Fondation Derouin, Val-David (Qué).

Réalisation d’une installation in situ lors de l’événement international d’art in situ organisé par la Fondation Derouin. Commissaire Danielle Lord.

Matériau utilisé : fil de pêche et cristaux de verre. Dimension : 12 x 5 pieds
La tension des fils...
Le silence la nuit venue...

Le décloisonnement des disciplines, la multiciplicité des points de vue, l’enrichissement de la pensée scientifique et créatrice dans une complicité d’étude, tous les champs disciplinaires participent à la relecture de ce que nous sommes en tant qu’organisme vivant, en tant que petites unités animant un tout.

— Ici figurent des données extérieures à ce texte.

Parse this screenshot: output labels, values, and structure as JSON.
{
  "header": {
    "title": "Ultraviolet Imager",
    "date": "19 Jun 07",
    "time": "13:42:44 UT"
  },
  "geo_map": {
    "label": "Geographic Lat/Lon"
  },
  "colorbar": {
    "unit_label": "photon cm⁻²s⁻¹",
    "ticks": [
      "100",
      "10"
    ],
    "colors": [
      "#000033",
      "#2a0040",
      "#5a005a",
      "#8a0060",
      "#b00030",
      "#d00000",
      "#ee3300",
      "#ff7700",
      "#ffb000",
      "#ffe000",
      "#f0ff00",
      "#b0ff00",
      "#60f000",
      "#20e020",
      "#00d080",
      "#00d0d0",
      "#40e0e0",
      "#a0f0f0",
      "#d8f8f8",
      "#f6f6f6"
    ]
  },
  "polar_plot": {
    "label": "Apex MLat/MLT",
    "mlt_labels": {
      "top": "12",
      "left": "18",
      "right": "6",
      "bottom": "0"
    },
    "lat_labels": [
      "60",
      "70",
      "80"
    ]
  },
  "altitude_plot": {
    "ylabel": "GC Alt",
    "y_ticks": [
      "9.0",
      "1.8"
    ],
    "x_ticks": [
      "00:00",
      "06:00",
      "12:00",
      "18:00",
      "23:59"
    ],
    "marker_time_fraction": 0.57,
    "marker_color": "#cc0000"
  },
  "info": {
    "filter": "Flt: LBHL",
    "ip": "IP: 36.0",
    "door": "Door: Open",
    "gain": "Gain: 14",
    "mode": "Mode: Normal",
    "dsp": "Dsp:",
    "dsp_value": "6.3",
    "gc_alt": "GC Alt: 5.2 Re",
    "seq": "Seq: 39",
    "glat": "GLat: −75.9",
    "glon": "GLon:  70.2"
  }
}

Texte sur le processus créatif en regard avec la thématique du voyage :

L’invitation à participer au Symposium et surtout à développer autour de la thématique du voyage a été un véritable incubateur d’idées de création. Le thème du voyage s’est métamorphosé en un étrange périple au cœur du processus créatif. Aux multiples tentatives de cerner une idée plutôt qu’une autre, aux multiples chemins que j’ai empruntés et à ces dérivations, il m’a semblé que pénétrer la forêt (ou l’esprit de la forêt), en gardant en tête le voyage, donnait un point de vue particulier à cette aventure.
Afin de traduire cette démarche créatrice, j’emprunte ce magnifique titre d’un livre du philosophe allemand Martin Heidegger ‘’Les chemins qui ne mènent nulle part’’. “Dans la forêt, il y a des chemins qui, le plus souvent, se perdent soudain, recouverts d’herbes, dans le non-frayé. On les appelle Holzwege.” Certains sentiers traversent la forêt, d’autres en contournent l’obstacle, quelques-uns la pénètrent pour s’y perdre. Ceux-là sont sans issue : ils ne mènent pas, ils reviennent. Ouverts par le retrait des arbres abattus, ils n’ont frayé la voie que du cheminement.
Comme un magnifique labyrinthe, combien de chemins empruntés ont laissé libres la voie à d’autres pensées à revoir, à réfléchir de nouveau. Ces pistes sont à l’image de la voyageuse que je suis.
Chaque pas me donne un tout autre point de vue. Le rapport que j’établis constamment entre l’homme et la nature est le fil d’Ariane de cette histoire tissée, fuselée et qui semble composer une immense toile, et pourquoi pas une immense toile d’araignée ! La toile d’araignée est l’image de cette marche labyrinthique, de cette recherche du sentier qui me mène vers un lieu de création. Le labyrinthe, écrit W. Benjamin, est la patrie de celui qui hésite. Tout artiste doit trouver son “Holzweg”. Les “Holzwege” désignent les chemins (“Wege”) qui s’enfoncent en forêt (“Holz”), afin que l’on puisse en ramener le bois coupé (“Holz”). Ces chemins qui ne mènent nulle part sont aussi, métaphoriquement, des chemins peu sûrs, exposés à tous les périls, à tous les risques de l’errance et de l’erreur : selon Wolfgang Brokmeier, le traducteur d’Heidegger, ils sillonnent “la forêt, le Holz, la Hylé, la sylve de l’être, c’est-à-dire de la vérité en son retrait toujours renouvelé”. Citation de Fabrice Trepoz. L’artiste rebelle. Lyon.

En consultant le livre tibétain de la vie et de la mort de Sogyal Rinpoché, j’ai l’impression de saisir un peu mieux l’expression du lien ‘’ primaire’’ entre l’homme et la nature que je tente d’évoquer.

Si tout est impermanent, alors tout est ‘’ vide’’, c’est-à-dire sans existence intrinsèque, stable ou durable. Et toutes choses, comprises dans leur véritable relation, sont vues non comme indépendantes mais comme interdépendantes. Le Bouddha comparait l’univers à un immense filet tissé d’une infinie variété de diamants étincelants. Chaque diamant, comportant un nombre incalculable de facettes, réfléchit tous les autres diamants du filet et ne fait qu’un avec chacun d’entre eux. (…) Pensez à un arbre (…) si vous le contemplez, vous constaterez qu’il se dissout en un réseau extrêmement subtil de relations s’étendant à l’univers entier : la pluie qui tombe sur ses feuilles, le vent qui l’agite, le sol qui le nourrit et le fait vivre, les saisons et le temps, la lumière de la lune, des étoiles et du soleil – tout cela fait partie de l’arbre. (…) à chaque instant, sa nature se modifie imperceptiblement.